Serma Sunyoto, anggota Koramil Tipe C 0802/18 Sooko yang juga Babinsa Desa Sooko, turun langsung memonitor jalannya kegiatan Posyandu di Dukuh Dalangan. Ia memastikan pelayanan berjalan tertib, aman, dan menyentuh seluruh balita yang hadir.
“Pendampingan dan pengawalan kegiatan di wilayah desa binaan merupakan tugas rutin kami, termasuk hari ini pada pelaksanaan Posyandu Balita yang melibatkan tenaga kesehatan dari bidan desa,” ujar Serma Sunyoto.
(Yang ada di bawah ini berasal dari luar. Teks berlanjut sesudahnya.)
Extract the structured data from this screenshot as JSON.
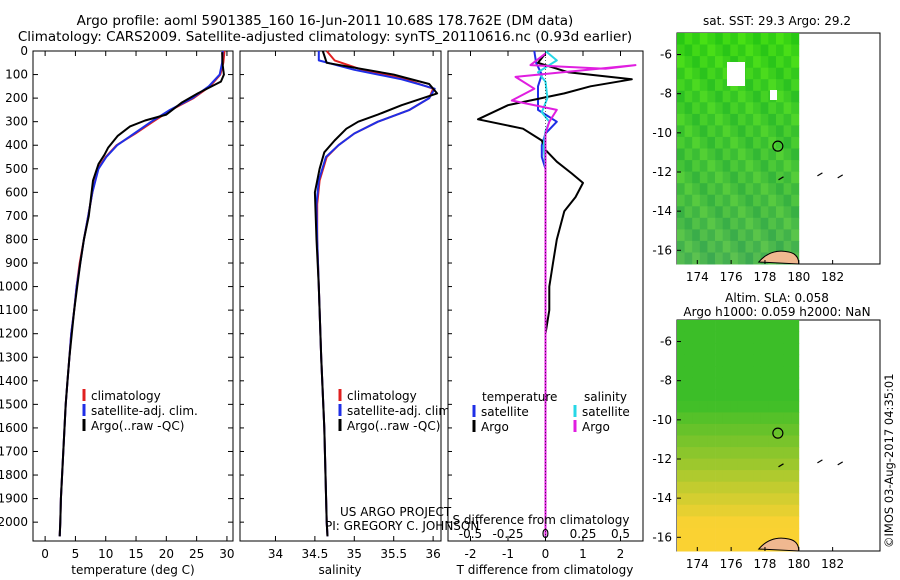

Bagi Babinsa, Posyandu bukan sekadar agenda bulanan. Di sanalah data tumbuh kembang balita dicatat, imunisasi diberikan, dan edukasi gizi disampaikan. Kehadiran aparat teritorial menjadi bagian dari penguatan ekosistem layanan dasar di desa—menciptakan rasa aman sekaligus membangun kedekatan emosional dengan warga.
Pendampingan ini juga menjadi ruang komunikasi sosial (komsos) antara TNI dan masyarakat. Dalam suasana santai namun penuh perhatian, Babinsa berdialog dengan para ibu, mendengarkan keluhan, sekaligus memberi semangat agar rutin memantau kesehatan anak.
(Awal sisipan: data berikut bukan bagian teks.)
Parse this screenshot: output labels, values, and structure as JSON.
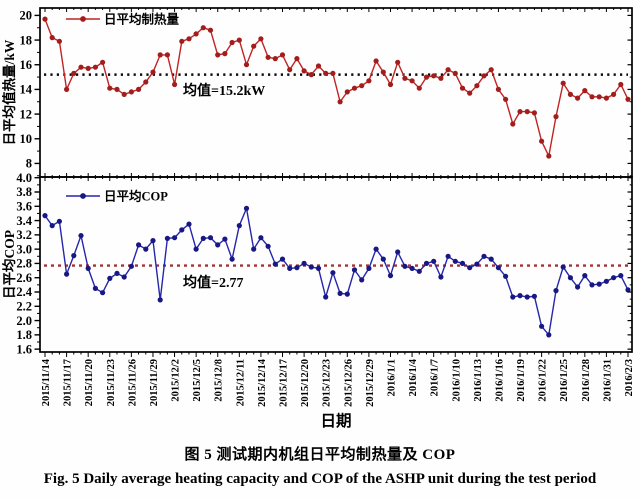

Serma Sunyoto berharap pelayanan kesehatan di tingkat desa terus berjalan humanis dan profesional. “Kami ingin warga terlayani dengan baik, para petugas medis pun bisa menjalankan tugas dengan nyaman,” jelasnya.
Langkah sederhana di Posyandu ini sesungguhnya mencerminkan wajah kolaborasi di akar rumput. Saat program pemerintah tentang peningkatan kesehatan masyarakat dikawal hingga ke desa, harapannya bukan hanya angka statistik yang membaik—melainkan kualitas generasi masa depan yang benar-benar terjaga. (Nang/Humas).